Y a-t-il un moment qui a particulièrement marqué votre carrière ?
Mon premier championnat de France à Bordeaux a été une expérience marquante. Je me souviens surtout de l’entraide sur le circuit, où les mécaniciens des autres équipes m’ont beaucoup aidée.
Quels souvenirs en gardez-vous ?
Du stress ! (Rires) Je souhaitais passer inaperçue, mais j’ai fait le trajet seule depuis Montpellier,
avec ma voiture sur une dépanneuse. Je ne connaissais personne et tout le monde se demandait : « Qui est cette fille ? ». Même « Auto-Moto » était venu m’interviewer. À ce moment-là, je me suis dit que ma vie était un film ! Ce dont je me souviens surtout, c’est de l’entraide sur le circuit. Les mécaniciens des autres équipes m’ont beaucoup aidée.
N’avez-vous pas eu peur ?
Pas vraiment. C’est souvent dans le chaos total que je réussis le mieux ! (Rires)
Vous avez également passé deux ans au Canada…
Oui, et j’ai beaucoup pratiqué là-bas. L’état d’esprit y est bien plus ouvert. J’ai énormément roulé et j’avais même acheté la même 200sx pour ne pas perdre la main. La passion, je l’emporte partout où je vais ! (Rires)
Quels défis avez-vous rencontrés ?
Gagner sa vie grâce à cette passion reste un défi considérable. Bien que des sponsors existent, leurs budgets se réduisent progressivement, notamment en raison de la transition vers des technologies non thermiques. Et en dessous de 300 chevaux, les sponsors le savent, il n’y a pas de podiums. C’est ce qui me limite le plus aujourd’hui. Entre les frais d’inscription aux compétitions, l’entretien et les améliorations nécessaires pour la voiture… devenir professionnel nécessite un budget conséquent. De plus, le drift ne propose pas de catégories distinctes. On se retrouve donc souvent à concourir contre des pilotes aux niveaux et aux puissances de voiture très différents.

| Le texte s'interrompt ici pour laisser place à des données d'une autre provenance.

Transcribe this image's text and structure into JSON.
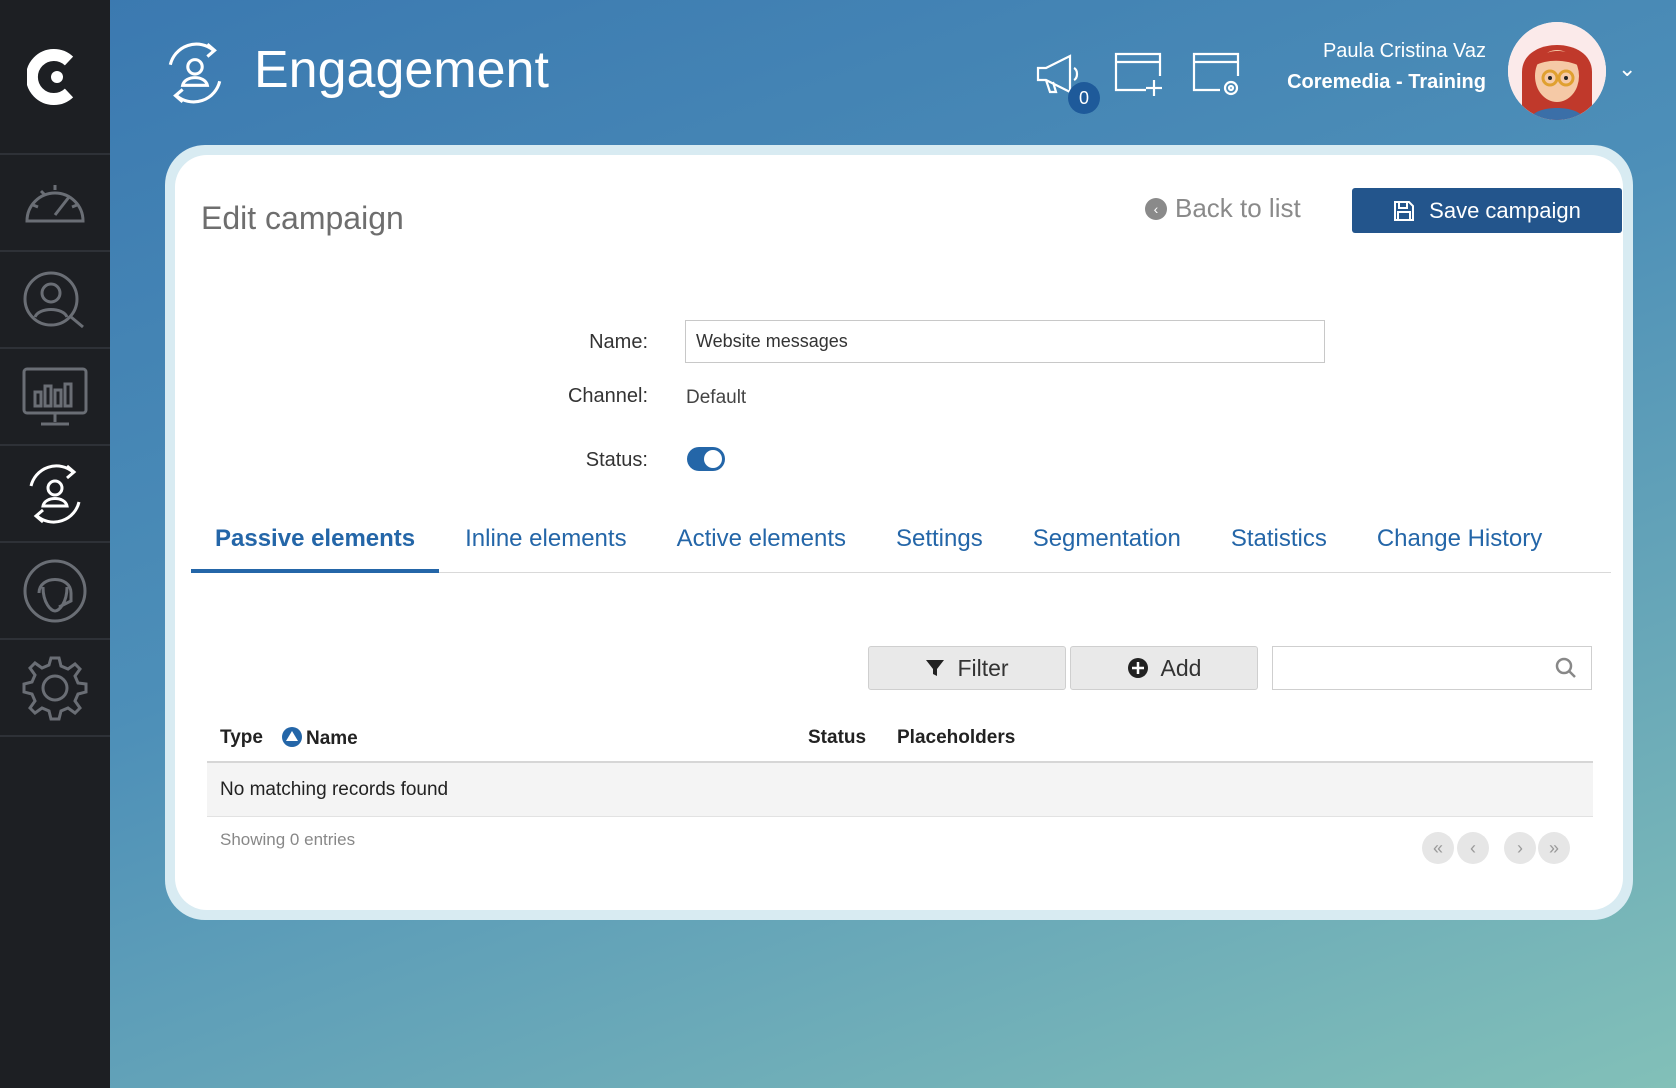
{
  "app": {
    "title": "Engagement"
  },
  "header": {
    "notifications_count": "0",
    "user_name": "Paula Cristina Vaz",
    "user_org": "Coremedia - Training"
  },
  "sidebar": {
    "items": [
      {
        "name": "dashboard",
        "icon": "speedometer-icon"
      },
      {
        "name": "user-search",
        "icon": "user-search-icon"
      },
      {
        "name": "analytics",
        "icon": "monitor-chart-icon"
      },
      {
        "name": "engagement",
        "icon": "user-cycle-icon",
        "active": true
      },
      {
        "name": "support",
        "icon": "headset-icon"
      },
      {
        "name": "settings",
        "icon": "gear-icon"
      }
    ]
  },
  "page": {
    "title": "Edit campaign",
    "back_label": "Back to list",
    "save_label": "Save campaign"
  },
  "form": {
    "name_label": "Name:",
    "name_value": "Website messages",
    "channel_label": "Channel:",
    "channel_value": "Default",
    "status_label": "Status:",
    "status_on": true
  },
  "tabs": [
    {
      "label": "Passive elements",
      "active": true
    },
    {
      "label": "Inline elements"
    },
    {
      "label": "Active elements"
    },
    {
      "label": "Settings"
    },
    {
      "label": "Segmentation"
    },
    {
      "label": "Statistics"
    },
    {
      "label": "Change History"
    }
  ],
  "toolbar": {
    "filter_label": "Filter",
    "add_label": "Add",
    "search_placeholder": ""
  },
  "table": {
    "columns": [
      "Type",
      "Name",
      "Status",
      "Placeholders"
    ],
    "empty_message": "No matching records found",
    "footer": "Showing 0 entries"
  },
  "colors": {
    "primary": "#23558c",
    "link": "#2466a8",
    "sidebar_bg": "#1d1f23"
  }
}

Beaucoup de circuits ferment également leurs portes, entraînant par la même occasion l’annulation de
nombreuses manifestations.
Vous avez été, en ce début d’année, la pilote féminine officielle en monoplace pour Wolf Racing France. Comment était cette expérience ?
Oui, et j’ai adoré cette aventure. C’était une première pour moi, mais mes performances ont été plutôt bonnes. J’ai choisi de mettre un terme à cette expérience pour des raisons d’assurance. En effet, en cas de dommage matériel, les frais auraient été entièrement à ma charge. Malheureusement, je ne dispose pas des moyens nécessaires pour couvrir de tels coûts, qui peuvent s’élever à plusieurs milliers d’euros. C’est regrettable, mais cette expérience reste un très bon souvenir pour moi.
Et pour l’avenir, qu’en est-il ?
Finalement, je suis exactement là où je souhaitais être. Je fais partie des femmes qui ont réussi à accéder aux championnats. J’aimerais aller encore plus loin, mais cela dépend désormais de mon budget et de mes sponsors. J’ai également participé à plusieurs clips vidéo pour des artistes de rap, tels que Niska. Je suis très attirée par cet univers artistique et j’aimerais beaucoup participer à des films, que ce soit en tant que figurante ou en réalisant des cascades avec ma voiture.